Tuttavia, poiché l'uso sistematico del potere di veto ha rappresentato per anni un problema per l'Ue, Bruxelles sta ora cercando soluzioni più creative.
Una politica pensata per aggirare i veti
Un diplomatico del blocco, che ha parlato con Euronews a condizione di anonimato, ha dichiarato che la Commissione europea sta strutturando deliberatamente le sue proposte per evitare di richiedere il consenso unanime degli Stati membri.
Un tentativo di aggirare il probabile veto di Slovacchia e Ungheria è avvenuto nel maggio di quest'anno con la presentazione della tabella di marcia RePowerEu, un pacchetto progettato per eliminare gradualmente le importazioni di combustibili fossili russi entro il 2027.
Nel 2022, l'Ue ha imposto sanzioni sulle importazioni di petrolio russo in seguito all'invasione su larga scala dell'Ucraina da parte di Mosca, ma l'Ungheria e la Slovacchia hanno ricevuto delle esenzioni.

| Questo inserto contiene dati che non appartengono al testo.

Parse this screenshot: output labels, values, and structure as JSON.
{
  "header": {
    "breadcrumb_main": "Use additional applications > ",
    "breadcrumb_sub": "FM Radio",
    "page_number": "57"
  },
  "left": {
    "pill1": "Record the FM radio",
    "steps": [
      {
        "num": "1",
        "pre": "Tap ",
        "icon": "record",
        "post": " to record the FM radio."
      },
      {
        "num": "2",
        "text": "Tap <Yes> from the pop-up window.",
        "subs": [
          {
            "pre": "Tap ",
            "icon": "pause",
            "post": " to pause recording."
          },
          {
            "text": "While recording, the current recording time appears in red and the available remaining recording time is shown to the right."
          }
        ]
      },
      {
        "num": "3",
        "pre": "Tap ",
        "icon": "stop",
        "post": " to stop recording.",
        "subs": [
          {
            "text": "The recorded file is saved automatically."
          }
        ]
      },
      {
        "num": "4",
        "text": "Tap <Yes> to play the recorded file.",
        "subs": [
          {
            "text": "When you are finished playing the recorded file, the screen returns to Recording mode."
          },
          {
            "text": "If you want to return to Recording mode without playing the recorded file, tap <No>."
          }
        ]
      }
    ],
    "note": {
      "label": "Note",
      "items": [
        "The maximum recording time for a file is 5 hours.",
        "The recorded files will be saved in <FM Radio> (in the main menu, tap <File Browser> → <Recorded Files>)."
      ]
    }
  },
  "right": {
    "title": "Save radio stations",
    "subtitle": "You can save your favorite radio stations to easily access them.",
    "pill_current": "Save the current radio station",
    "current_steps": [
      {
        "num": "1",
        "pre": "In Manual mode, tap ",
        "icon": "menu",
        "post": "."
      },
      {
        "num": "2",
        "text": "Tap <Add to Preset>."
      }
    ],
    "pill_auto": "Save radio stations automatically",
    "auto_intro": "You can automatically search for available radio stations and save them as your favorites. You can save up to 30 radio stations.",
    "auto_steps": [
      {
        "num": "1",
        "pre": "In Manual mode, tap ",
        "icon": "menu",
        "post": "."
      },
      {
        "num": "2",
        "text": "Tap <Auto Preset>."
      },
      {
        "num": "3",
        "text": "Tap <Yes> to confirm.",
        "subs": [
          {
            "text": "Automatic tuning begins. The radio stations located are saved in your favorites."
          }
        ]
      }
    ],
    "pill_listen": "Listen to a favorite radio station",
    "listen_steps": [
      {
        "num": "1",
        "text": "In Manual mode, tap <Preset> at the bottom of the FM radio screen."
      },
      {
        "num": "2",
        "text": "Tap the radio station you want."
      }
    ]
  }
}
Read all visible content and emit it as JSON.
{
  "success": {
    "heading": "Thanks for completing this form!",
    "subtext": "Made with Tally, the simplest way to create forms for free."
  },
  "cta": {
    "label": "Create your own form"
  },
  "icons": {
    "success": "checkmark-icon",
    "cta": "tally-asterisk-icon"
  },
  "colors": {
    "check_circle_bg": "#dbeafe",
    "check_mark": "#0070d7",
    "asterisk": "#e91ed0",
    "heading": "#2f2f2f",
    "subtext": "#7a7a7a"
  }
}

Questa volta, la Commissione europea ha deciso di eliminare del tutto i combustibili russi, nonostante l'opposizione di Budapest e Bratislava.
Per farlo, il blocco ha optato per una strategia a prova di veto: la tabella di marcia in sé non è giuridicamente vincolante, ma la legislazione sulla riduzione delle importazioni di petrolio e gas sarà adottata a maggioranza qualificata dal Consiglio europeo.
Ungheria e Slovacchia saranno quindi obbligate a rinunciare al gas russo contro la loro volontà.
Entrambi i Paesi hanno già fatto sapere che faranno causa all'Ue e chiederanno l'annullamento della misura.
"Non è la prima volta che l'Ue riclassifica misure che non hanno ottenuto un sostegno sufficiente per essere designate come sanzioni", ha dichiarato l'esperto di diritto internazionale Tamás Lattmann.
"Questo è all'ordine del giorno da anni: se non è possibile imporre misure sull'approvvigionamento di materie prime russe con regimi sanzionatori privi di consenso, queste possono essere riclassificate come commercio estero o altro e diventano di competenza dell'Ue", ha dichiarato Lattmann al podcast Pirkadat.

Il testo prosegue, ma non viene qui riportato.